To his surprise, Jones asked if he had filed a report of the incident with the Daly City Police Department.

“No,” Bill said.  He had simply been visiting Daly City when the call came in.  No one had assaulted him in Daly City  And he believed the call had almost certainly come from San Francisco.

“Well,” said Inspector Jones, “you must file a report with the Daly City Police Department.  Otherwise, we can’t (that is, won’t) help you.”

Bill asked: ” Can I make the report over the phone?”

“No,” said Jones, “it has to be made in person.”

Bill: “I don’t have a car.  I don’t know where the Daly City Police Department is.”

“Well, we can’t help you until you do it,” said Jones.

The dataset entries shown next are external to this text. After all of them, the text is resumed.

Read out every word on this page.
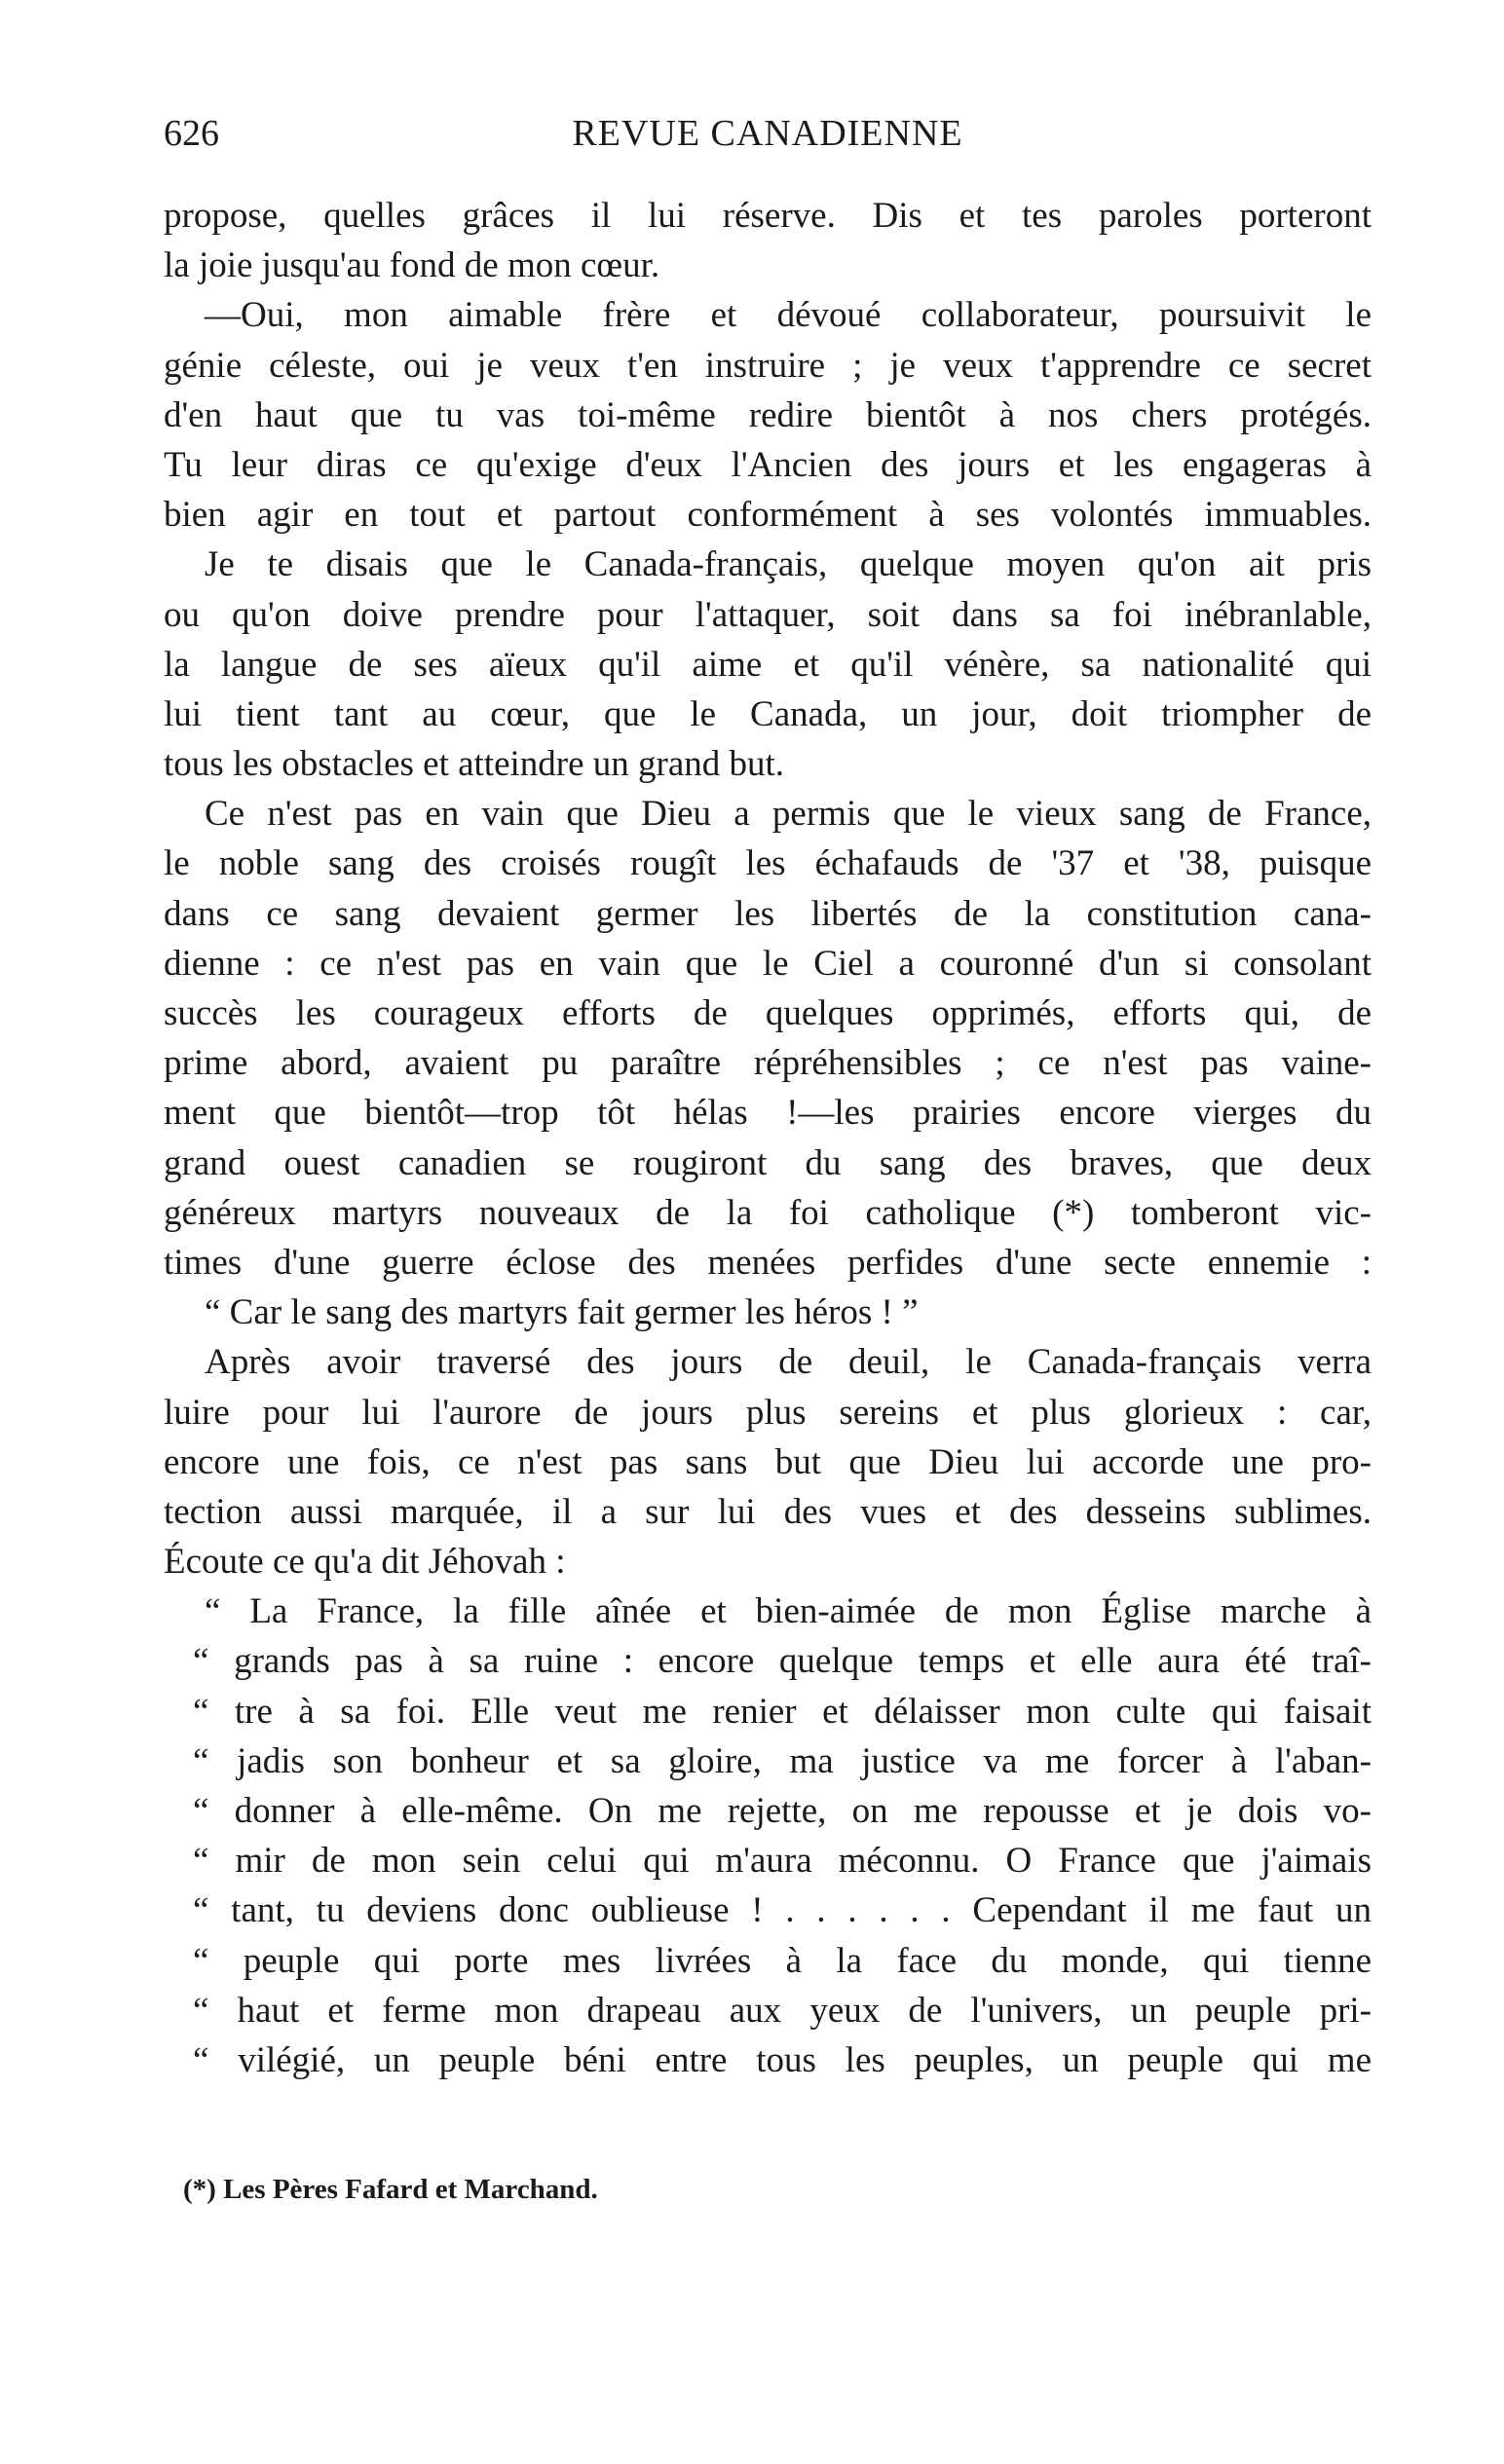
626	REVUE CANADIENNE
propose, quelles grâces il lui réserve. Dis et tes paroles porteront
la joie jusqu'au fond de mon cœur.
—Oui, mon aimable frère et dévoué collaborateur, poursuivit le
génie céleste, oui je veux t'en instruire ; je veux t'apprendre ce secret
d'en haut que tu vas toi-même redire bientôt à nos chers protégés.
Tu leur diras ce qu'exige d'eux l'Ancien des jours et les engageras à
bien agir en tout et partout conformément à ses volontés immuables.
Je te disais que le Canada-français, quelque moyen qu'on ait pris
ou qu'on doive prendre pour l'attaquer, soit dans sa foi inébranlable,
la langue de ses aïeux qu'il aime et qu'il vénère, sa nationalité qui
lui tient tant au cœur, que le Canada, un jour, doit triompher de
tous les obstacles et atteindre un grand but.
Ce n'est pas en vain que Dieu a permis que le vieux sang de France,
le noble sang des croisés rougît les échafauds de '37 et '38, puisque
dans ce sang devaient germer les libertés de la constitution cana-
dienne : ce n'est pas en vain que le Ciel a couronné d'un si consolant
succès les courageux efforts de quelques opprimés, efforts qui, de
prime abord, avaient pu paraître répréhensibles ; ce n'est pas vaine-
ment que bientôt—trop tôt hélas !—les prairies encore vierges du
grand ouest canadien se rougiront du sang des braves, que deux
généreux martyrs nouveaux de la foi catholique (*) tomberont vic-
times d'une guerre éclose des menées perfides d'une secte ennemie :
“ Car le sang des martyrs fait germer les héros ! ”
Après avoir traversé des jours de deuil, le Canada-français verra
luire pour lui l'aurore de jours plus sereins et plus glorieux : car,
encore une fois, ce n'est pas sans but que Dieu lui accorde une pro-
tection aussi marquée, il a sur lui des vues et des desseins sublimes.
Écoute ce qu'a dit Jéhovah :
“ La France, la fille aînée et bien-aimée de mon Église marche à
“ grands pas à sa ruine : encore quelque temps et elle aura été traî-
“ tre à sa foi. Elle veut me renier et délaisser mon culte qui faisait
“ jadis son bonheur et sa gloire, ma justice va me forcer à l'aban-
“ donner à elle-même. On me rejette, on me repousse et je dois vo-
“ mir de mon sein celui qui m'aura méconnu. O France que j'aimais
“ tant, tu deviens donc oublieuse ! . . . . . . Cependant il me faut un
“ peuple qui porte mes livrées à la face du monde, qui tienne
“ haut et ferme mon drapeau aux yeux de l'univers, un peuple pri-
“ vilégié, un peuple béni entre tous les peuples, un peuple qui me
(*) Les Pères Fafard et Marchand.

So Bill called the Daly City Police Department.  A female officer soon came on the line.  Bill outlined the reason for his call.

“Did you file a report with the SFPD?” the officer asked.

“Yes,” said Bill.

“Then you don’t need to file one with us,” said the officer.

“Are you certain?” asked Bill.


Now Bill was not so much worried as angry.  He re-dialed the SFPD–but this time, at a far higher level: The Office of the Chief of Police.

he didn’t expect to speak with the Chief himself.  But that wasn’t necessary.  It would be enough for him to reach someone who worked directly for the Chief.

Police department are quasi-military organizations.  They are rigidly hierarchial.  At a police station, a captain wields Godlike authority over everyone beneath him–detectives, sergeants, uniformed officers.

And if a captain wields Godlike authority over his subordinates, the Chief is the uniformed version of God to everyone else in the department.